Nanoscale chemical structure variations in nano-patterned and nano-porous low-k dielectrics: A comparative photothermal induced resonance and infrared spectroscopy investigation

The recent development of the photothermal induced resonance (PTIR) technique has enabled atomic force microscope based infrared (AFM-IR) spectroscopy and imaging to be achieved at the nanometer scale. However, a direct correspondance between PTIR/AFM-IR and more traditional Fourier transform IR (FTIR) spectroscopy has been prohibited for nanometer scale features due to Rayleigh diffraction constraints that limit the latter to few micron spatial resolution. In this regard, we have overcome this challenge by fabricating 1 cm2 arrays of 90 nm wide fins in a nano-porous low dielectric constant (i.e. low-k) amorphous hybrid inorganic-organic silicate material using standard nano-electronic fabrication techniques.

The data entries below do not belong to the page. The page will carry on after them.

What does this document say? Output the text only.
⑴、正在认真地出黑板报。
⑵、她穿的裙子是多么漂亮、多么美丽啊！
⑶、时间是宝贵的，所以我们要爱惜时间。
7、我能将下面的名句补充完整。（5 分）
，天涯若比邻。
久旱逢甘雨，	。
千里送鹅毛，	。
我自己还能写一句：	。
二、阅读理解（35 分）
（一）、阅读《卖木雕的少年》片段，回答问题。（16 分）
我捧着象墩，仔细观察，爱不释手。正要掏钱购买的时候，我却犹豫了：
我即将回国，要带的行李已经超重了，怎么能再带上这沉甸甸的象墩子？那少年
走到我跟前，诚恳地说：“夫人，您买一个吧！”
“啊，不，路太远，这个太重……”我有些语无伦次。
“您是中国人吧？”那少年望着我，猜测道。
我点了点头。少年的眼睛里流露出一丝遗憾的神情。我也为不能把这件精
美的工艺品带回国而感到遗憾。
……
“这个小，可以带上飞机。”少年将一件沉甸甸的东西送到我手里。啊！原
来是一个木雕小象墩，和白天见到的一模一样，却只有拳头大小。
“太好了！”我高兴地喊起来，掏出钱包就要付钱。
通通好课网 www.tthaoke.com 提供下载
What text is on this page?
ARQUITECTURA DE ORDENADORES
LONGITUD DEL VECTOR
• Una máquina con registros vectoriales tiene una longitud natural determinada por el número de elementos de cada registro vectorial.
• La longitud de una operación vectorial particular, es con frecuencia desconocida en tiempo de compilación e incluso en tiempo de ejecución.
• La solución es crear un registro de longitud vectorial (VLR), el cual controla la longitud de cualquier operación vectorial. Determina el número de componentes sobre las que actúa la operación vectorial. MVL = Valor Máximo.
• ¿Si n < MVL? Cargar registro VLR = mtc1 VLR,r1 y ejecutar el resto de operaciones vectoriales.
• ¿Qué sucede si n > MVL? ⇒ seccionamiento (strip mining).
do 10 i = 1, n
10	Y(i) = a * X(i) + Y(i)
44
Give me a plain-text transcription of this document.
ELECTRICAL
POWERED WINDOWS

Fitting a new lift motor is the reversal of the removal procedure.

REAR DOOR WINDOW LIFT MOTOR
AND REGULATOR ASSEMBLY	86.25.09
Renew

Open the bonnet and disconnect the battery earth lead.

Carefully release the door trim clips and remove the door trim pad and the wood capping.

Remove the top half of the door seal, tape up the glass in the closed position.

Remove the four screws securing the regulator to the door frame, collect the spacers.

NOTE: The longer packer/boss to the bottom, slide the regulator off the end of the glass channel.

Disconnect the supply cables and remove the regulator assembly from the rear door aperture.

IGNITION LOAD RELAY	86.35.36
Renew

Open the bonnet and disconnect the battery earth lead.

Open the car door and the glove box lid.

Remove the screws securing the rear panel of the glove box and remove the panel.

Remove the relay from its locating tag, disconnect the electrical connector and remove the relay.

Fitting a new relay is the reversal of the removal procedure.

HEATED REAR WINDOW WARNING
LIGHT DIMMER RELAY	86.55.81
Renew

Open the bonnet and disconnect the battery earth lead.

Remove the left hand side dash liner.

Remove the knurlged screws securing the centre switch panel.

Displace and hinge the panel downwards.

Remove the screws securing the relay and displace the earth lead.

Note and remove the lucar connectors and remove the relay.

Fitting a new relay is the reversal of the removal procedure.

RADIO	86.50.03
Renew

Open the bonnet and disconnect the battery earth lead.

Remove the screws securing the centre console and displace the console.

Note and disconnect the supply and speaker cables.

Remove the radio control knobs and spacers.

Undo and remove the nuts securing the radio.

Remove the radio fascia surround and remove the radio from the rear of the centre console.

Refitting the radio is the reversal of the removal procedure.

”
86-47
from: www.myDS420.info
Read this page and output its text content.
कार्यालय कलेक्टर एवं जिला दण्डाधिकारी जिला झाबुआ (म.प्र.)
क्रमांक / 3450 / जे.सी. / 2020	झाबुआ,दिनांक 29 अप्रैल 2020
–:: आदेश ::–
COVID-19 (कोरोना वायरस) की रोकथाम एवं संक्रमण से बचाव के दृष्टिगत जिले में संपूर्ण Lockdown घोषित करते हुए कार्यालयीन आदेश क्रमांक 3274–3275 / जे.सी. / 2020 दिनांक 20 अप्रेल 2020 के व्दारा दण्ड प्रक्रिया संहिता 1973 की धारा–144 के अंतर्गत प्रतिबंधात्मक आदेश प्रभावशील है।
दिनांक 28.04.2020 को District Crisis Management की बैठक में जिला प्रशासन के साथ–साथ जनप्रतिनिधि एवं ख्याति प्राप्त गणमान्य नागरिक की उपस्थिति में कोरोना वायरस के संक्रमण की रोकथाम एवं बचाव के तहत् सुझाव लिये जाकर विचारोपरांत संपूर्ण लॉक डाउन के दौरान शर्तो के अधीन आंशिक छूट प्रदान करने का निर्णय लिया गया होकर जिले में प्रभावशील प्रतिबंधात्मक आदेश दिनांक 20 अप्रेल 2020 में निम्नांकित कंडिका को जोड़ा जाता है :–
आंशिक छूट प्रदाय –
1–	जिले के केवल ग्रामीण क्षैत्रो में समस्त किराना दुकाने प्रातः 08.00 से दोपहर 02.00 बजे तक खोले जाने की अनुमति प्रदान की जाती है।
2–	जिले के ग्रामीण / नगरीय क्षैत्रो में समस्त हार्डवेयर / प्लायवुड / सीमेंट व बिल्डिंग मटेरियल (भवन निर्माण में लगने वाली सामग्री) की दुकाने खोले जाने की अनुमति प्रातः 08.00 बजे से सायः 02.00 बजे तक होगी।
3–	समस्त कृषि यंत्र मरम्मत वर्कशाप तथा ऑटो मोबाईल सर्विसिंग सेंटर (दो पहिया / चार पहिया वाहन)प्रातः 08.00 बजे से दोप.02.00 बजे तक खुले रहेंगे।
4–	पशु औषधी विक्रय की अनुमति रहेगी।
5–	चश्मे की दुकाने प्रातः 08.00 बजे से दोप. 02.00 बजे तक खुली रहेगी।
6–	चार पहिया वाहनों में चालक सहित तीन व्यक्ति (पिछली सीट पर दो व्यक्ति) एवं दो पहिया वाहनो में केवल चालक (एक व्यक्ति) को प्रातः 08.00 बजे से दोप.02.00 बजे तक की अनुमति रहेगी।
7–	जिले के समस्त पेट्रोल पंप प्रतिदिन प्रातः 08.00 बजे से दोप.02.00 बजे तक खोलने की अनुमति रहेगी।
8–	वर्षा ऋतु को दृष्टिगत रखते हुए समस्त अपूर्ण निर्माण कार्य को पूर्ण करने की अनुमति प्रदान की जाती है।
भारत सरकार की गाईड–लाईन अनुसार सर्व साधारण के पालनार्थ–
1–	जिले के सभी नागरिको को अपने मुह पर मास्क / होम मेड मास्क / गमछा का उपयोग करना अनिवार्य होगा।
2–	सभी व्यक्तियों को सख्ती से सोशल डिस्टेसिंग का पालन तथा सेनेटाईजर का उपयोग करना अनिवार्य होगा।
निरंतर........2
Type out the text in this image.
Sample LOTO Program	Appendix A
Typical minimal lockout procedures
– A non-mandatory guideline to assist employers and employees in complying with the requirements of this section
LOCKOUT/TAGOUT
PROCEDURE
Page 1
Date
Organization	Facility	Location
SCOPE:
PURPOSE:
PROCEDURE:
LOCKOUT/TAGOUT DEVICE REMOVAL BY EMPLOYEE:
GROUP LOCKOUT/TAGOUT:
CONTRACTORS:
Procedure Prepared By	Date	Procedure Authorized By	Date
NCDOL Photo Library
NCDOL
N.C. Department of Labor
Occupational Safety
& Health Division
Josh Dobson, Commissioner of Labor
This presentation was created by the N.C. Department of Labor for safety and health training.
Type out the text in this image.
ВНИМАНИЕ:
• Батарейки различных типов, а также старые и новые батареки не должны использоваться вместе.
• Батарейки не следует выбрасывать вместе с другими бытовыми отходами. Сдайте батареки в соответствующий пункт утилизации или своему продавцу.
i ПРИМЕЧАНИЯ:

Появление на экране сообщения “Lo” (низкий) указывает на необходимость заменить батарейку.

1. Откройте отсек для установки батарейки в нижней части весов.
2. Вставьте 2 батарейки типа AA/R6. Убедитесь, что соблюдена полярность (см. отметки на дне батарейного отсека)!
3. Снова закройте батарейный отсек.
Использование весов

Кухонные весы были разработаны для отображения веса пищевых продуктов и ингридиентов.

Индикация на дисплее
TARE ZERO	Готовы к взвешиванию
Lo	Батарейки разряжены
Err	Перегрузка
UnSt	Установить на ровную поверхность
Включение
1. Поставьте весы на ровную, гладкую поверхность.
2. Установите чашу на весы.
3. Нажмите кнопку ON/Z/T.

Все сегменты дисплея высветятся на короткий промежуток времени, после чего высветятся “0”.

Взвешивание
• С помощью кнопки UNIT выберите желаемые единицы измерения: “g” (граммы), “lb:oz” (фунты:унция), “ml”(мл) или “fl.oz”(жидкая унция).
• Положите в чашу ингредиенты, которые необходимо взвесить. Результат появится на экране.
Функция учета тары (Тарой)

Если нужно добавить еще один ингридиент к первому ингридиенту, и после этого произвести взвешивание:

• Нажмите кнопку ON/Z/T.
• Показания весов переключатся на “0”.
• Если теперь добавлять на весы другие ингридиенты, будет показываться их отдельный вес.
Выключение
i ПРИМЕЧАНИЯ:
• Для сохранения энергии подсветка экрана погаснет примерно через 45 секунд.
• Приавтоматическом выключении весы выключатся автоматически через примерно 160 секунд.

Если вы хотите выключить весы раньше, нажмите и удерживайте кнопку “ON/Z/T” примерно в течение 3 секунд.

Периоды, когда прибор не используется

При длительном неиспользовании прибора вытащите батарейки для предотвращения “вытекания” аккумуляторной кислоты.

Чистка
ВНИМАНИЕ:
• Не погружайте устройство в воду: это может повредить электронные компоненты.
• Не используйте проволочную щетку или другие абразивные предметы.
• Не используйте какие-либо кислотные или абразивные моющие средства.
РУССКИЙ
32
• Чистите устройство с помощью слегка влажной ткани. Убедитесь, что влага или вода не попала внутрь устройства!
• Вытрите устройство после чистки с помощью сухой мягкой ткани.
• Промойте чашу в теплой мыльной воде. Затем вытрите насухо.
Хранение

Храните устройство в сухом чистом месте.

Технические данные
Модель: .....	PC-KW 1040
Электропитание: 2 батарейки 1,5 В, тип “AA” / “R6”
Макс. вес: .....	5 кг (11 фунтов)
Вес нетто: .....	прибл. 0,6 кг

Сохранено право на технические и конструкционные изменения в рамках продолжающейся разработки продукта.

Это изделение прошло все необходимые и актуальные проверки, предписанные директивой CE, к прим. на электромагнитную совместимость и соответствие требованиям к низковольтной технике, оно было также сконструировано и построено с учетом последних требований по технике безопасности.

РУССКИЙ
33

With these structures, we demonstrate both a general correspondance between AFM-IR, FTIR, and Germanium attenuated total reflection (GATR) IR spectroscopy, as well as differences in the sensitivities that these techniques exhibit to the nanoscale variations in chemical structure induced in the low-k dielectric by the nanopatterning method. To further illustrate the sensitivity of AFM-IR to changes in chemical structure with nanometer resolution, the nanopatterned low-k dielectric was exposed to additional oxidizing plasma ash cleans post patterning. Focusing on the Si-CH3 deformation band at ∼1275 cm−1, both the AFM-IR, FTIR and GATR measurements show a clear reduction in the concentration of terminal methyl groups in the low-k dielectric as the oxidation potential of the plasma ash clean increased. These results further establish the power of AFM-IR to perform nanoscale IR spectroscopy and demonstrates a stronger correspondance between AFM-IR and well-known micron scale IR techniques such as FTIR and GATR.